Fig. 2. The m /z 28, 29 and 30 traces during analysis of NBS28 (left column) and SWy-1 (right column). (A, B) The samples enveloped with PTFE in silver capsule. (C, D) Use of Ni/C instead of graphite, (E, F) Use of Ni/C and the homogenization before encapsulation. The intensity of reference gas of m /z 29 was set approximately 6000 mV for each measurement.

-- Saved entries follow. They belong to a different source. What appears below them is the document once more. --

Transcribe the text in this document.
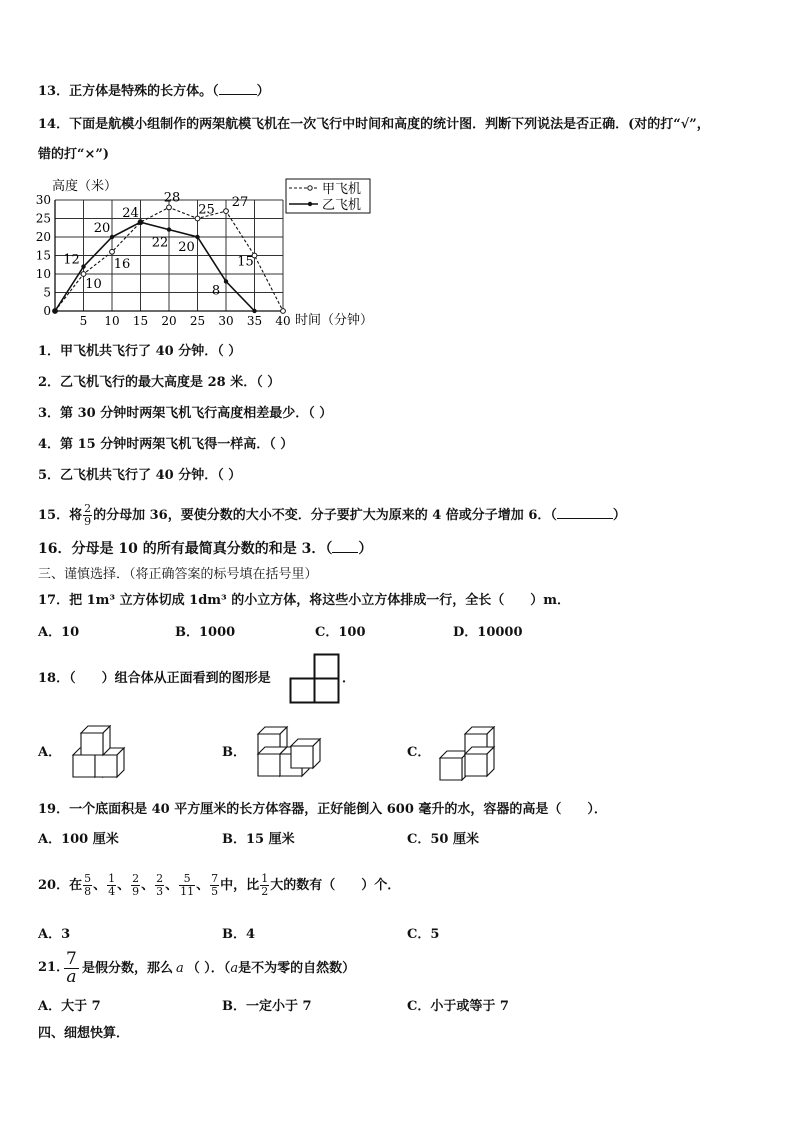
13．正方体是特殊的长方体。（	）
14．下面是航模小组制作的两架航模飞机在一次飞行中时间和高度的统计图．判断下列说法是否正确．(对的打“√”，
错的打“×”)
0
5
10
15
20
25
30
5 10 15 20 25 30 35 40
10
16
28
25 27
15
12
20
24
22 20
8
甲飞机
乙飞机
高度（米）
时间（分钟）
1．甲飞机共飞行了 40 分钟．（ ）
2．乙飞机飞行的最大高度是 28 米．（ ）
3．第 30 分钟时两架飞机飞行高度相差最少．（ ）
4．第 15 分钟时两架飞机飞得一样高．（ ）
5．乙飞机共飞行了 40 分钟．（ ）
15．将 $\frac{2}{9}$ 的分母加 36，要使分数的大小不变．分子要扩大为原来的 4 倍或分子增加 6．（	）
16．分母是 10 的所有最简真分数的和是 3．（ ）
三、谨慎选择．（将正确答案的标号填在括号里）
17．把 1m³ 立方体切成 1dm³ 的小立方体，将这些小立方体排成一行，全长（　　）m．
A．10	B．1000	C．100	D．10000
18．（　　）组合体从正面看到的图形是	．
A．	B．	C．
19．一个底面积是 40 平方厘米的长方体容器，正好能倒入 600 毫升的水，容器的高是（　　）．
A．100 厘米	B．15 厘米	C．50 厘米
20．在 $\frac{5}{8}$ 、 $\frac{1}{4}$ 、 $\frac{2}{9}$ 、 $\frac{2}{3}$ 、 $\frac{5}{11}$ 、 $\frac{7}{5}$ 中，比 $\frac{1}{2}$ 大的数有（　　）个．
A．3	B．4	C．5
21．
$\frac{7}{a}$ 是假分数，那么 a （ ）．（a是不为零的自然数）
A．大于 7	B．一定小于 7	C．小于或等于 7
四、细想快算．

3.2. Influence of F source (Run2)

The reactivities of Qz and SWy-1 were compared for the six fluorinated compounds (Fig. 3). NaF and KF were relatively superior in terms of reactivity for both Qz and SWy-1, followed by LiF and PTFE (Run1), while CaF2, BaF2, and AlF3tended to show significantly lower reactivity. For SWy-1, KF tended to form a shoulder on the right side of the CO peak, whereas NaF tended to decrease the CO peak more smoothly toward the background. Using NaF, the oxygen yields were 54–64% for Qz and 82-91% for SWy-1, showing improvement in both reactivity and oxygen yield compared to measurements with PTFE. However, a longer time was required for the CO peak to return to background levels compared with the non-silicate standards. For both Qz and SWy-1, the oxygen yields tended to converge to nearly 100% by manually extending the integration width of the CO peak (approximately 900–1000 s from the peak start). After this convergence, δ18O varied from 16 to 22‰ for SWy-1 (n = 5), while the reported value is 18.6‰ 4. The main reason for the large variation in yields and isotope ratio values may be the poor reproducibility of the end positions owing to the long tailing of the peak.
In addition, the workability of fluorides during weighing and encapsulation was examined. KF showed a significant weight gain during weighing due to its high hygroscopicity (6.9 wt% within 5 min and 13.2 wt% within 10 min after retrieving from the drying oven). For other fluorides, no discernible weight changes were observed within 60 min. Therefore, NaF is the most suitable fluorine source in terms of both reactivity and workability.